With the passage of time, liturgical vesture slowly evolved but never lost its roots in ancient Mediterranean culture. Because secular dress has changed so much in the last 2000 years, the gap between liturgical and everyday dress is now very marked. While some may bemoan this fact, there are positive aspects, as these quotes from liturgy documents explain:
The variety of offices in the celebration of the Eucharist is shown outwardly by the diversity of sacred vestments, which should therefore symbolise the office proper to each minister. But at the same time the sacred vestments should also contribute to the beauty of the liturgical service. (General Instruction of the Roman Missal 2000, #335)
The colour and form of the vestments and their difference from everyday clothing invite an appropriate attention and are part of the ritual experience essential to the festive character of a liturgical celebration. (Environment and Art in Catholic Worship, #93)
While present-day Roman vestments are more or less like those worn by our early ancestors in the faith, they have undergone many modifications over the centuries.
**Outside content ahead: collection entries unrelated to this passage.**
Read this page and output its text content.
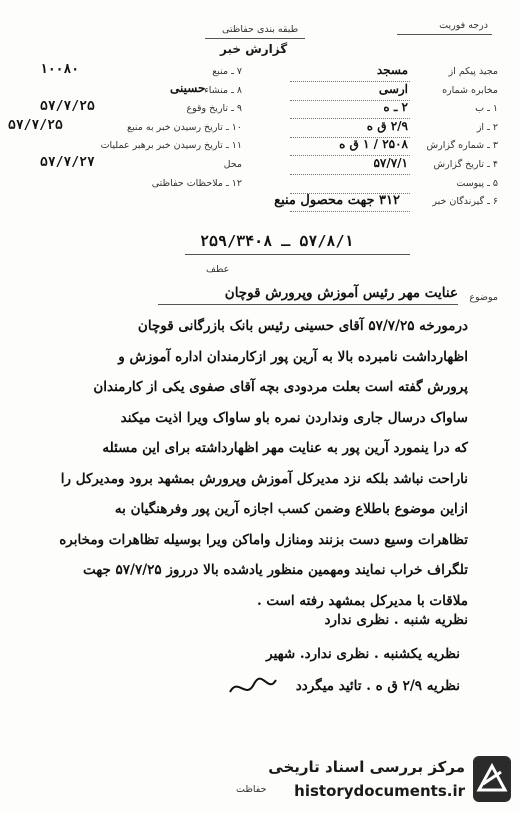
درجه فوریت
طبقه بندی حفاظتی
گزارش خبر
مجید پیکم از
مسجد
مخابره شماره
ارسی
۱ ـ ب
۲ ـ ه
۲ ـ از
۲/۹ ق ه
۳ ـ شماره گزارش
۲۵۰۸ / ۱ ق ه
۴ ـ تاریخ گزارش
۵۷/۷/۱
۵ ـ پیوست
۶ ـ گیرندگان خبر
۳۱۲ جهت محصول منبع
۷ ـ منبع
۱۰۰۸۰
۸ ـ منشاء
حسینی
۹ ـ تاریخ وقوع
۵۷/۷/۲۵
۱۰ ـ تاریخ رسیدن خبر به منبع
۵۷/۷/۲۵
۱۱ ـ تاریخ رسیدن خبر برهبر عملیات
محل
۵۷/۷/۲۷
۱۲ ـ ملاحظات حفاظتی
۵۷/۸/۱ ـ ۲۵۹/۳۴۰۸
عطف
موضوع
عنایت مهر رئیس آموزش وپرورش قوچان
درمورخه ۵۷/۷/۲۵ آقای حسینی رئیس بانک بازرگانی قوچان
اظهارداشت نامبرده بالا به آرین پور ازکارمندان اداره آموزش و
پرورش گفته است بعلت مردودی بچه آقای صفوی یکی از کارمندان
ساواک درسال جاری ونداردن نمره باو ساواک ویرا اذیت میکند
که درا ینمورد آرین پور به عنایت مهر اظهارداشته برای این مسئله
ناراحت نباشد بلکه نزد مدیرکل آموزش وپرورش بمشهد برود ومدیرکل را
ازاین موضوع باطلاع وضمن کسب اجازه آرین پور وفرهنگیان به
تظاهرات وسیع دست بزنند ومنازل واماکن ویرا بوسیله تظاهرات ومخابره
تلگراف خراب نمایند ومهمین منظور یادشده بالا درروز ۵۷/۷/۲۵ جهت
ملاقات با مدیرکل بمشهد رفته است .
نظریه شنبه . نظری ندارد
نظریه یکشنبه . نظری ندارد. شهیر
نظریه ۲/۹ ق ه . تائید میگردد
حفاظت
مرکز بررسی اسناد تاریخی
historydocuments.ir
From around the 14th century, when assemblies were no longer participants but merely spectators at liturgy, the simple flowing robes which had been used for centuries were replaced by complex layers of elaborate embroidery and lace. As garments became more highly decorated they became smaller, until they were no longer real garments at all. Originally, the robe itself was the symbol: eventually it became merely the vehicle for dramatic displays and pious symbolism.
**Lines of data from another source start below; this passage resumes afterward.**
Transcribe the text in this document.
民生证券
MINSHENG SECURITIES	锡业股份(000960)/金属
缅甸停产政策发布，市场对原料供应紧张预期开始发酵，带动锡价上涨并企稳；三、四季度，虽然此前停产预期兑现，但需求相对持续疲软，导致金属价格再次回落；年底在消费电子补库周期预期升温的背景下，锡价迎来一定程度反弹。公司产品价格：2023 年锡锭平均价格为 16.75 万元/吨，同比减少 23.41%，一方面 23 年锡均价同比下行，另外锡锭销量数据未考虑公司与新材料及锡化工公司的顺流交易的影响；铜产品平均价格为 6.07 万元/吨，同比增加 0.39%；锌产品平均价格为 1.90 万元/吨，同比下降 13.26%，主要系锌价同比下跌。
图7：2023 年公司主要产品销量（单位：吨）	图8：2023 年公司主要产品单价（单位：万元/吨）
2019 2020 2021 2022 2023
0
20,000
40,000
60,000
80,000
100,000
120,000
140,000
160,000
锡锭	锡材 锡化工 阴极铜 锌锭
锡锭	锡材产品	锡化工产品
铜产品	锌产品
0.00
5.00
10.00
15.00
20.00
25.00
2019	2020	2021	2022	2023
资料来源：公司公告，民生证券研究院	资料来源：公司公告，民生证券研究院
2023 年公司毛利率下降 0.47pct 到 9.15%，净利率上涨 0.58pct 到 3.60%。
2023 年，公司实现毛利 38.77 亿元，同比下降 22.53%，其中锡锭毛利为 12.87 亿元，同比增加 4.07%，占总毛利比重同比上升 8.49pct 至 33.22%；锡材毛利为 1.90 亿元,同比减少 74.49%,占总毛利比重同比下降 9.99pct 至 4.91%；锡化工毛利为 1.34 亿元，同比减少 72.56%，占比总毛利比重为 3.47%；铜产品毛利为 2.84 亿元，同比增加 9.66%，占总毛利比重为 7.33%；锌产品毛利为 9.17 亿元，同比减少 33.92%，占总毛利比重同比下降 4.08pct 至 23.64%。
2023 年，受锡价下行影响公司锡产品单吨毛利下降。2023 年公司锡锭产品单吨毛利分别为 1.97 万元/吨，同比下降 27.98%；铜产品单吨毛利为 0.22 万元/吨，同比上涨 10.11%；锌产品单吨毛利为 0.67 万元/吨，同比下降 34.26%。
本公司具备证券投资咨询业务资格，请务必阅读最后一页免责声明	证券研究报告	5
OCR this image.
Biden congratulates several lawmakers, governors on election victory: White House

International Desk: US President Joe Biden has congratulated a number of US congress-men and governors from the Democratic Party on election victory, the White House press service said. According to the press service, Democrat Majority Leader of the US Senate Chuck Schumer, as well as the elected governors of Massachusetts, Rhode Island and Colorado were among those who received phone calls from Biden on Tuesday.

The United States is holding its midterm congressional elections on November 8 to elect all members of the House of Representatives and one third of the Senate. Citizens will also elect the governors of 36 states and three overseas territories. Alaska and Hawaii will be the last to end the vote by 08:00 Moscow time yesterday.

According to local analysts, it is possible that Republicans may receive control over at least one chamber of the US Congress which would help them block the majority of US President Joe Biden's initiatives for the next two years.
In 1930 Dom Roulin, a forerunner of the liturgical movement, claimed that the liturgical vestment had ceased to be a vestment and had become an ornament, and “an ornament in a style either of pompous affectation or of stilted ugliness”. When new technology made mass- production (pun intended!) of vestments possible, they became more affordable. As a result, local churches were often presented with vestment by grieving relatives in memory of the deceased. Unfortunately, these vestments were often of dubious quality and design, but priests felt obligated to wear them.
The reforms of Vatican II have seen a return to austerity and simplicity in regard to liturgical dress. The General Instruction of the Roman Missal 2000 emphases the importance of materials and design:
The beauty and nobility of a vestment should derive from the material used and the design rather than from extraneous and lavish ornamentation. Furthermore, ornamentation on vestments should consist only of images or symbols portraying the sacred. Anything out of keeping with the sacred is to be avoided. (#343)
Whatever garb is worn, it needs to be evaluated in terms of its ability to serve and enhance the liturgy to the benefit of both the ministers and the entire assembly.